Plan a dissertation structure that will enable you to present the argument effectively
Your doctoral dissertation should be properly structures to enable you to present your argument effectively. The nice part is: almost every doctoral dissertation is structured in the exact same way. So all you have to do in order to effectively present your argument is follow the format below:
- *Please note that some institutions have different requirements and their specific structure or format may vary. This should only serve as a foundation and you should ensure you have copies of your guidelines and adhere to those precisely.
- You start with the title page. This is the page that contains your title, as its name suggests, as well as your name and your institution.
- You add an abstract. This serves as a concise summary of the research that you will present in your dissertation. You want to state your problem, how you researched the problem, and what conclusions you found during your research. This is often one paragraph, between 100 and 300 words, but again, contingent upon the requirements of your institution.
- Acknowledge those who helped you, contributed to the project, bought you pizza on late nights, etc… Then lay out the path that the reader will take with the table of contents. This will help the reader find any particular section they want to review.
- If you have tables, figures, illustrations, symbols, abbreviations, etc… you should have a list for them as well beneath your table of contents.
- Then comes the body of your work. The body is the bulk, the meat, the heart of your paper. It starts with your introduction. You want to introduce to the reader the research question you will address, or the hypothesis you want to solve. You should give the reader any background they need to better understand this question or hypothesis. For example: if you are making an argument for in vitro fertilization compared to natural fertility treatments, the reader may not know what natural fertility treatments are, or what fertility/infertility is, and you have to cover this in the introduction.
- As you lay out the body of your text, make it detailed and systematic.

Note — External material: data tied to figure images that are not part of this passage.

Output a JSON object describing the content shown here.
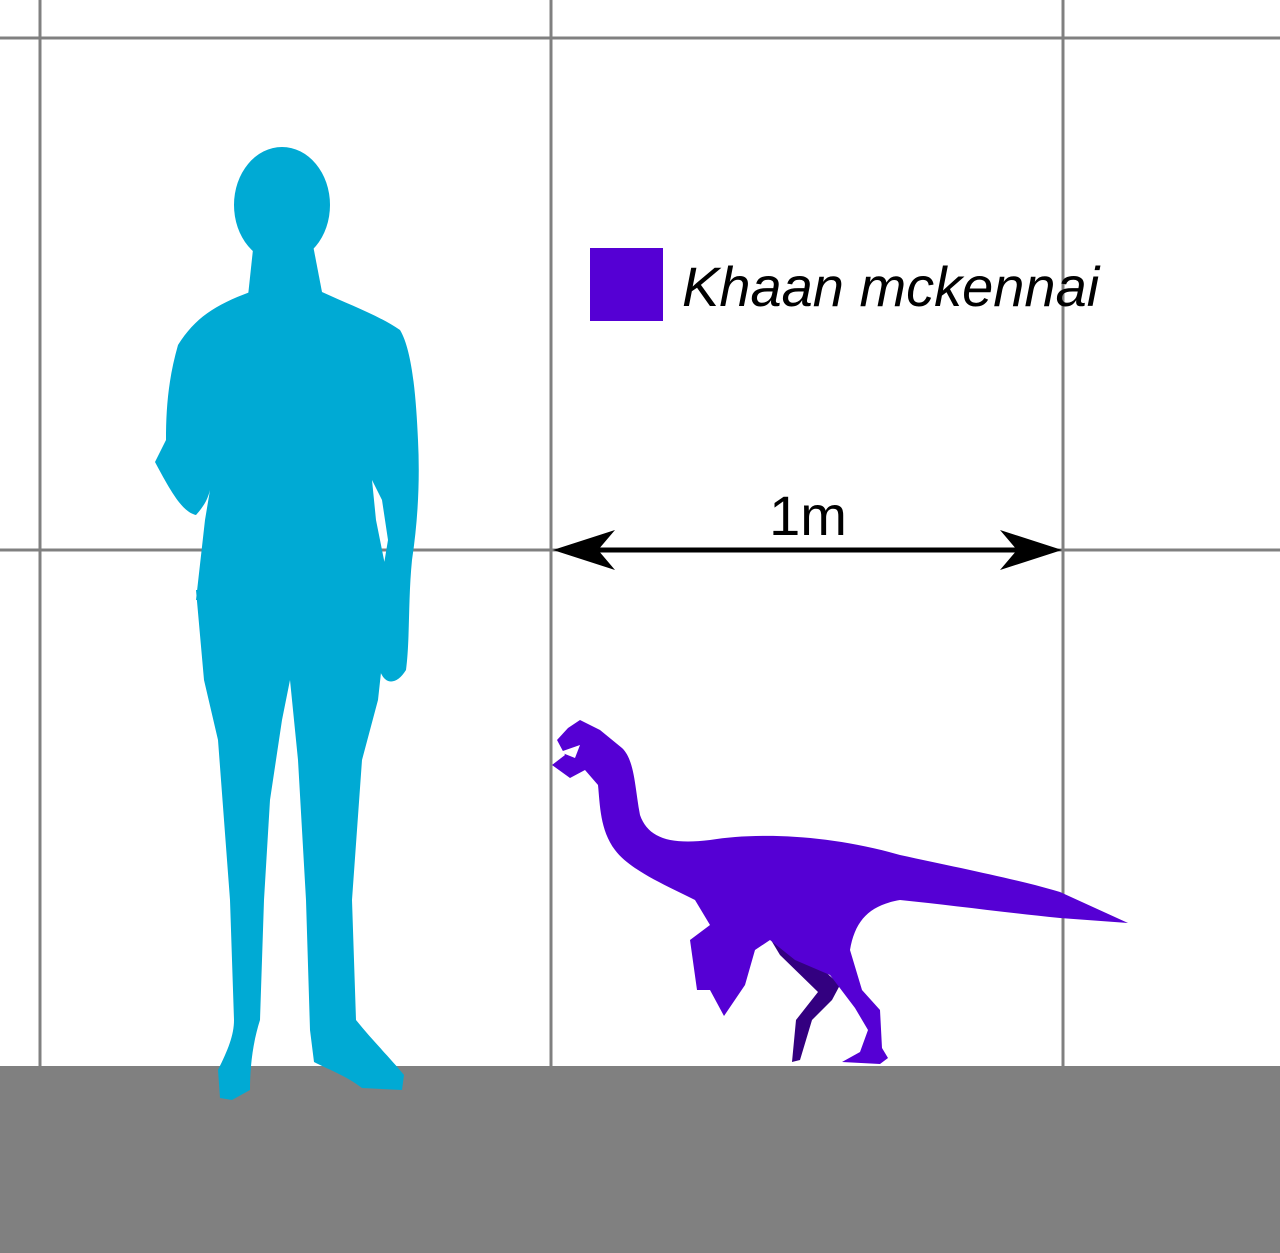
{
  "figure": {
    "scale_label": "1m",
    "legend": {
      "species": "Khaan mckennai",
      "color": "#5500d4"
    },
    "human_color": "#00aad4",
    "dinosaur_color": "#5500d4",
    "dinosaur_shadow_color": "#330080",
    "ground_color": "#808080",
    "grid_color": "#808080"
  }
}
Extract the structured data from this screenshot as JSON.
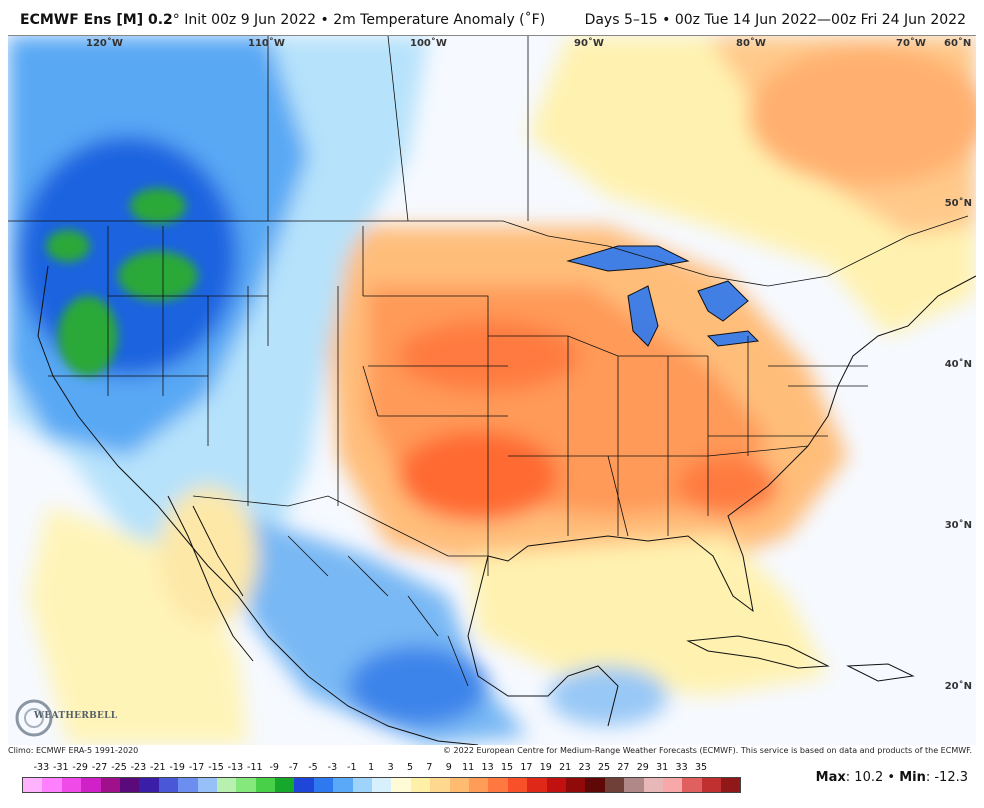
{
  "header": {
    "model": "ECMWF Ens [M] 0.2",
    "degree": "°",
    "init": "Init 00z 9 Jun 2022",
    "separator": "•",
    "variable": "2m Temperature Anomaly (˚F)",
    "valid": "Days 5–15 • 00z Tue 14 Jun 2022—00z Fri 24 Jun 2022"
  },
  "longitude_labels": [
    "120˚W",
    "110˚W",
    "100˚W",
    "90˚W",
    "80˚W",
    "70˚W",
    "60˚N"
  ],
  "latitude_labels": [
    "50˚N",
    "40˚N",
    "30˚N",
    "20˚N"
  ],
  "footer": {
    "climo": "Climo: ECMWF ERA-5 1991-2020",
    "copyright": "© 2022 European Centre for Medium-Range Weather Forecasts (ECMWF). This service is based on data and products of the ECMWF."
  },
  "logo": {
    "text": "WEATHERBELL"
  },
  "colorbar": {
    "ticks": [
      "-33",
      "-31",
      "-29",
      "-27",
      "-25",
      "-23",
      "-21",
      "-19",
      "-17",
      "-15",
      "-13",
      "-11",
      "-9",
      "-7",
      "-5",
      "-3",
      "-1",
      "1",
      "3",
      "5",
      "7",
      "9",
      "11",
      "13",
      "15",
      "17",
      "19",
      "21",
      "23",
      "25",
      "27",
      "29",
      "31",
      "33",
      "35"
    ],
    "colors": [
      "#ffb3ff",
      "#ff80ff",
      "#f04ae8",
      "#d020c8",
      "#a0108a",
      "#5a0a7a",
      "#3a1ea8",
      "#4a58d8",
      "#6c8ef0",
      "#98c0f8",
      "#b8f0b0",
      "#84e87c",
      "#48d048",
      "#16a82a",
      "#1e46d8",
      "#2e78f0",
      "#5aa8f8",
      "#9ed4fc",
      "#d8f0fc",
      "#fffbd6",
      "#fff0a8",
      "#ffd890",
      "#ffbc70",
      "#ff9c58",
      "#ff7840",
      "#f85028",
      "#e02818",
      "#c01010",
      "#900a0a",
      "#600808",
      "#6e4038",
      "#b08888",
      "#e8b8b8",
      "#f8a8a8",
      "#e06060",
      "#c03030",
      "#901818"
    ]
  },
  "stats": {
    "max_label": "Max",
    "max": "10.2",
    "min_label": "Min",
    "min": "-12.3"
  },
  "legend_colors": {
    "cold_strong": "#1e64e0",
    "cold": "#58a8f4",
    "cool": "#b6e2fb",
    "neutral": "#f6f9ff",
    "mild": "#fff2b0",
    "warm": "#ffbd7a",
    "hot": "#ff8a4a",
    "hotter": "#ff6a30",
    "extreme_cold": "#2aa838"
  }
}
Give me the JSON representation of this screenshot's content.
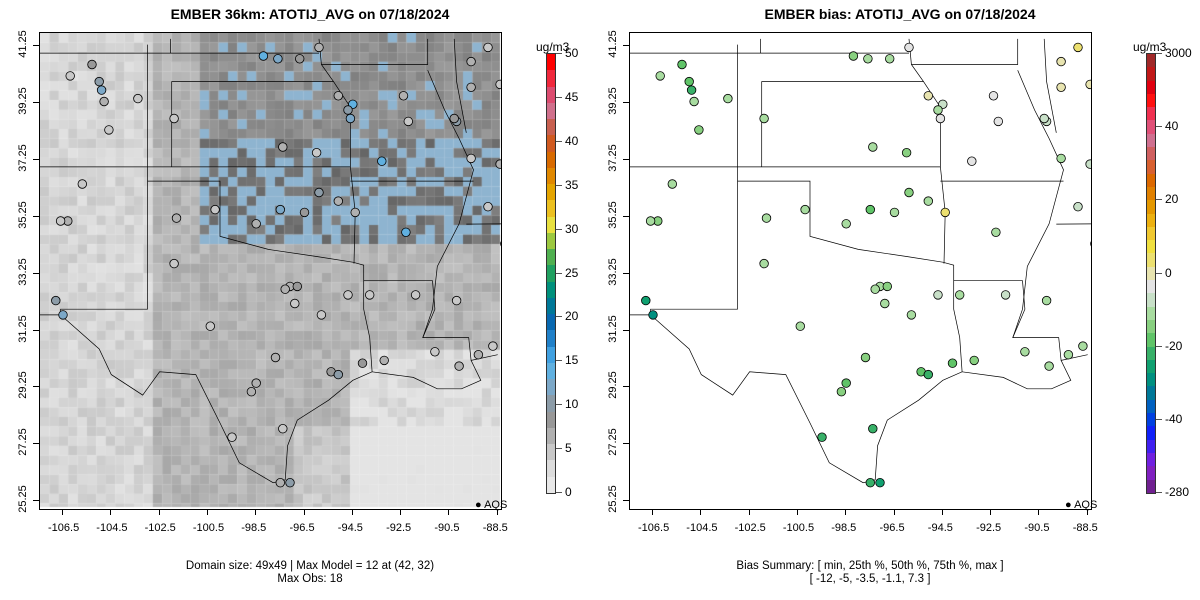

The reader should be able to logically follow the data you have gathered and its application. You don’t want them getting lost mid-way through.
- The conclusion is where you bring it all together, reflect on the research you concluded, and comment on the significance of said research. You can discuss the strengths of your work and the weaknesses, followed by any possible research that might come of your work.
- At the end, you need your references and your appendices. Make sure these follow the format required by your institution.